The DOF has long been vocal against the highly restrictive provisions protecting money launderers and tax evaders behind the veil of bank secrecy and thus supports relaxing it under certain circumstances. The DOF likewise supports the inclusion of casinos and real estate dealers in the list of covered institutions for transactional reporting. The DOF believes that the power to suspend transactions ought to be granted to the Anti-Money Laundering Council (AMLC), and that the Bangko Sentral ng Pilipinas be given supervisory authority over remittance companies.
Finance Secretary Cesar V. Purisima said, “A resurgent economy built on good governance must be willing to constantly reform where there is room for improvement to be found. Our banking system remains strong and stable, owing to the Bangko Sentral ng Pilipinas’ even keeled hands, but we acknowledge that there are cracks in our financial institutions people of greed have used to their advantage.
We ought to strengthen the regulatory regimes that govern our money flows. We need a long-term legal remedy by way of an amendment to AMLA.”

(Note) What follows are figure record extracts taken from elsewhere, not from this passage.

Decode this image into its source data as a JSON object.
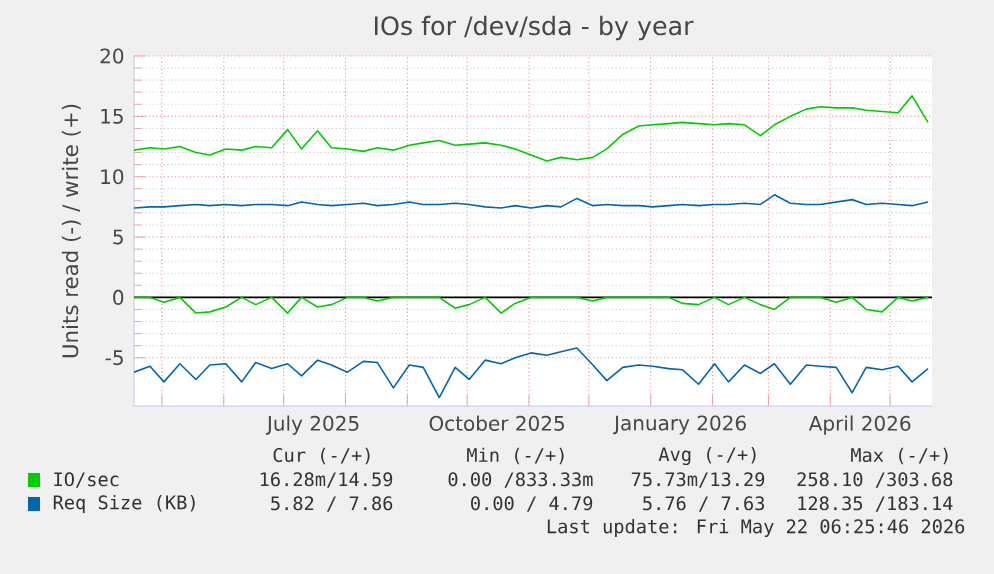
{
  "chart_data": {
    "type": "line",
    "title": "IOs for /dev/sda - by year",
    "ylabel": "Units read (-) / write (+)",
    "x": [
      "2025-04-17",
      "2025-04-25",
      "2025-05-02",
      "2025-05-10",
      "2025-05-18",
      "2025-05-25",
      "2025-06-02",
      "2025-06-10",
      "2025-06-17",
      "2025-06-25",
      "2025-07-03",
      "2025-07-10",
      "2025-07-18",
      "2025-07-25",
      "2025-08-02",
      "2025-08-10",
      "2025-08-17",
      "2025-08-25",
      "2025-09-02",
      "2025-09-09",
      "2025-09-17",
      "2025-09-25",
      "2025-10-02",
      "2025-10-10",
      "2025-10-18",
      "2025-10-25",
      "2025-11-02",
      "2025-11-10",
      "2025-11-17",
      "2025-11-25",
      "2025-12-03",
      "2025-12-10",
      "2025-12-18",
      "2025-12-26",
      "2026-01-02",
      "2026-01-10",
      "2026-01-17",
      "2026-01-25",
      "2026-02-02",
      "2026-02-09",
      "2026-02-17",
      "2026-02-25",
      "2026-03-04",
      "2026-03-12",
      "2026-03-20",
      "2026-03-27",
      "2026-04-04",
      "2026-04-12",
      "2026-04-19",
      "2026-04-27",
      "2026-05-05",
      "2026-05-12",
      "2026-05-20"
    ],
    "series": [
      {
        "name": "IO/sec",
        "color": "#00cc00",
        "values": [
          12.2,
          12.4,
          12.3,
          12.5,
          12.0,
          11.8,
          12.3,
          12.2,
          12.5,
          12.4,
          13.9,
          12.3,
          13.8,
          12.4,
          12.3,
          12.1,
          12.4,
          12.2,
          12.6,
          12.8,
          13.0,
          12.6,
          12.7,
          12.8,
          12.6,
          12.3,
          11.8,
          11.3,
          11.6,
          11.4,
          11.6,
          12.3,
          13.5,
          14.2,
          14.3,
          14.4,
          14.5,
          14.4,
          14.3,
          14.4,
          14.3,
          13.4,
          14.3,
          15.0,
          15.6,
          15.8,
          15.7,
          15.7,
          15.5,
          15.4,
          15.3,
          16.7,
          14.5
        ]
      },
      {
        "color": "#00cc00",
        "values": [
          0,
          0,
          -0.4,
          0,
          -1.3,
          -1.2,
          -0.8,
          0,
          -0.6,
          0,
          -1.3,
          0,
          -0.8,
          -0.6,
          0,
          0,
          -0.3,
          0,
          0,
          0,
          0,
          -0.9,
          -0.6,
          0,
          -1.3,
          -0.5,
          0,
          0,
          0,
          0,
          -0.3,
          0,
          0,
          0,
          0,
          0,
          -0.5,
          -0.6,
          0,
          -0.6,
          0,
          -0.6,
          -1.0,
          0,
          0,
          0,
          -0.4,
          0,
          -1.0,
          -1.2,
          0,
          -0.3,
          0
        ]
      },
      {
        "name": "Req Size (KB)",
        "color": "#0066b3",
        "values": [
          7.4,
          7.5,
          7.5,
          7.6,
          7.7,
          7.6,
          7.7,
          7.6,
          7.7,
          7.7,
          7.6,
          7.9,
          7.7,
          7.6,
          7.7,
          7.8,
          7.6,
          7.7,
          7.9,
          7.7,
          7.7,
          7.8,
          7.7,
          7.5,
          7.4,
          7.6,
          7.4,
          7.6,
          7.5,
          8.2,
          7.6,
          7.7,
          7.6,
          7.6,
          7.5,
          7.6,
          7.7,
          7.6,
          7.7,
          7.7,
          7.8,
          7.7,
          8.5,
          7.8,
          7.7,
          7.7,
          7.9,
          8.1,
          7.7,
          7.8,
          7.7,
          7.6,
          7.9
        ]
      },
      {
        "color": "#0066b3",
        "values": [
          -6.2,
          -5.7,
          -7.0,
          -5.5,
          -6.8,
          -5.6,
          -5.5,
          -7.0,
          -5.4,
          -5.9,
          -5.5,
          -6.5,
          -5.2,
          -5.6,
          -6.2,
          -5.3,
          -5.4,
          -7.5,
          -5.6,
          -5.8,
          -8.3,
          -5.8,
          -6.8,
          -5.2,
          -5.5,
          -5.0,
          -4.6,
          -4.8,
          -4.5,
          -4.2,
          -5.6,
          -6.9,
          -5.8,
          -5.6,
          -5.7,
          -5.9,
          -6.0,
          -7.2,
          -5.5,
          -7.0,
          -5.6,
          -6.3,
          -5.5,
          -7.2,
          -5.6,
          -5.7,
          -5.8,
          -7.9,
          -5.8,
          -6.0,
          -5.7,
          -7.0,
          -5.9
        ]
      }
    ],
    "xlim": [
      "2025-04-17",
      "2026-05-22"
    ],
    "xticks": [
      {
        "value": "2025-05-01",
        "label": null
      },
      {
        "value": "2025-06-01",
        "label": null
      },
      {
        "value": "2025-07-01",
        "label": null
      },
      {
        "value": "2025-08-01",
        "label": null
      },
      {
        "value": "2025-09-01",
        "label": null
      },
      {
        "value": "2025-10-01",
        "label": null
      },
      {
        "value": "2025-11-01",
        "label": null
      },
      {
        "value": "2025-12-01",
        "label": null
      },
      {
        "value": "2026-01-01",
        "label": null
      },
      {
        "value": "2026-02-01",
        "label": null
      },
      {
        "value": "2026-03-01",
        "label": null
      },
      {
        "value": "2026-04-01",
        "label": null
      },
      {
        "value": "2026-05-01",
        "label": null
      },
      {
        "value": "2025-07-16",
        "label": "July 2025"
      },
      {
        "value": "2025-10-16",
        "label": "October 2025"
      },
      {
        "value": "2026-01-16",
        "label": "January 2026"
      },
      {
        "value": "2026-04-16",
        "label": "April 2026"
      }
    ],
    "ylim": [
      -9,
      20
    ],
    "yticks": [
      -5,
      0,
      5,
      10,
      15,
      20
    ],
    "ref_lines": [
      {
        "axis": "y",
        "value": 0,
        "color": "#000000"
      }
    ],
    "grid": true,
    "legend": "bottom",
    "line_style": "solid",
    "marker": "none",
    "annotations": [
      "Cur (-/+)",
      "Min (-/+)",
      "Avg (-/+)",
      "Max (-/+)",
      "16.28m/14.59",
      "0.00 /833.33m",
      "75.73m/13.29",
      "258.10 /303.68",
      "5.82 / 7.86",
      "0.00 / 4.79",
      "5.76 / 7.63",
      "128.35 /183.14",
      "Last update: Fri May 22 06:25:46 2026"
    ]
  }
}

The DOF also noted how tax evasion is curiously left out of the AMLA, handicapping investigators and depriving the government of the legal means to go after tax evaders, and by extension, money launderers who obviously did not pay taxes for their cash inflows. “The Philippines is only 1 of 3 countries in the entire world where tax authorities cannot access bank transactions (Switzerland and Lebanon being the other 2), and remain only 1 of only 2 countries in the world where tax evasion is not a predicate crime to money laundering,” Purisima stressed, arguing how this unusual arrangement gives unparalleled latitude for the erosion of financial integrity. Switzerland is set to ease their bank secrecy laws as they relate to tax matters by 2017.

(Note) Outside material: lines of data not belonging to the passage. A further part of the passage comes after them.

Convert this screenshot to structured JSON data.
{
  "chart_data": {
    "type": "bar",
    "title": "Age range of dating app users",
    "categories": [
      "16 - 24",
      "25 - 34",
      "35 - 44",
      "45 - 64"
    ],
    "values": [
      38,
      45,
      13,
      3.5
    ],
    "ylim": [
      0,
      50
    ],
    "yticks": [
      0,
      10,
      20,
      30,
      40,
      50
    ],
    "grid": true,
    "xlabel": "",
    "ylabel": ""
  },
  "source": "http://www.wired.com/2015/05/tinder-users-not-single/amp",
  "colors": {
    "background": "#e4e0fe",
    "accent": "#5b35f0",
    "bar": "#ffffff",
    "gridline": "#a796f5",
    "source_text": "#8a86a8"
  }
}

Commissioner of Internal Revenue Kim Jacinto-Henares added, “Far too often criminals have hidden behind bank secrecy laws. It’s time to pierce the veil, within reason and under certain circumstances. If this saga reveals anything, it is that our laws need a serious updating.”

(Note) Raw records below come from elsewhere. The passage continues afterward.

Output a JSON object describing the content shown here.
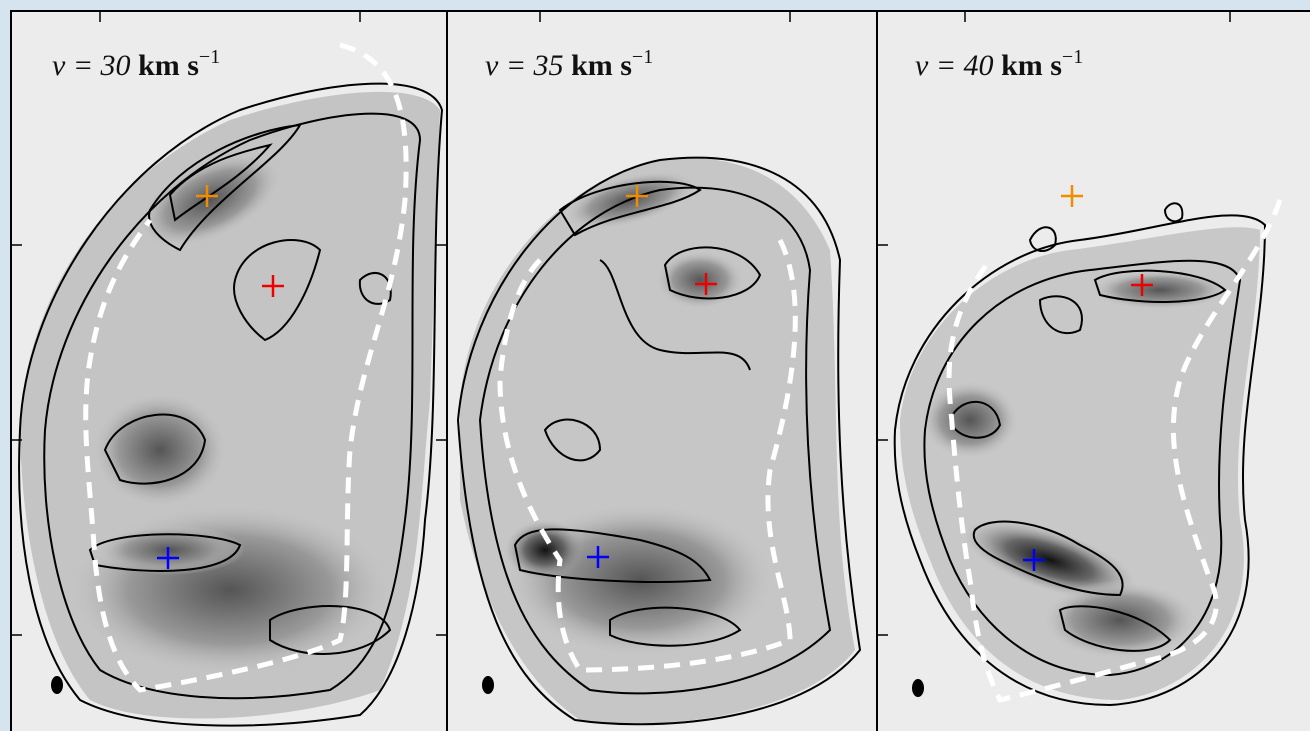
{
  "panels": [
    {
      "velocity": "v = 30",
      "unit": "km s",
      "exponent": "−1"
    },
    {
      "velocity": "v = 35",
      "unit": "km s",
      "exponent": "−1"
    },
    {
      "velocity": "v = 40",
      "unit": "km s",
      "exponent": "−1"
    }
  ]
}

Meanwhile, Purisima noted how remittances sent by honest, hardworking Overseas Filipino Workers (OFWs) may be unduly affected and tainted by recent events. “A growing number of foreign banks have recently closed accounts of money transfer operators that service our OFWs. If foreign banks continue to close down more accounts, the cost of remitting money for our OFWs can double.
Reforming AMLA will send a message to foreign banks that OFW remittances should not be confused with the dirty money an unscrupulous few have coursed through the weak spots of our system. Reforming AMLA will show our OFWs that we are serious about protecting their hard-earned money,” Purisima added.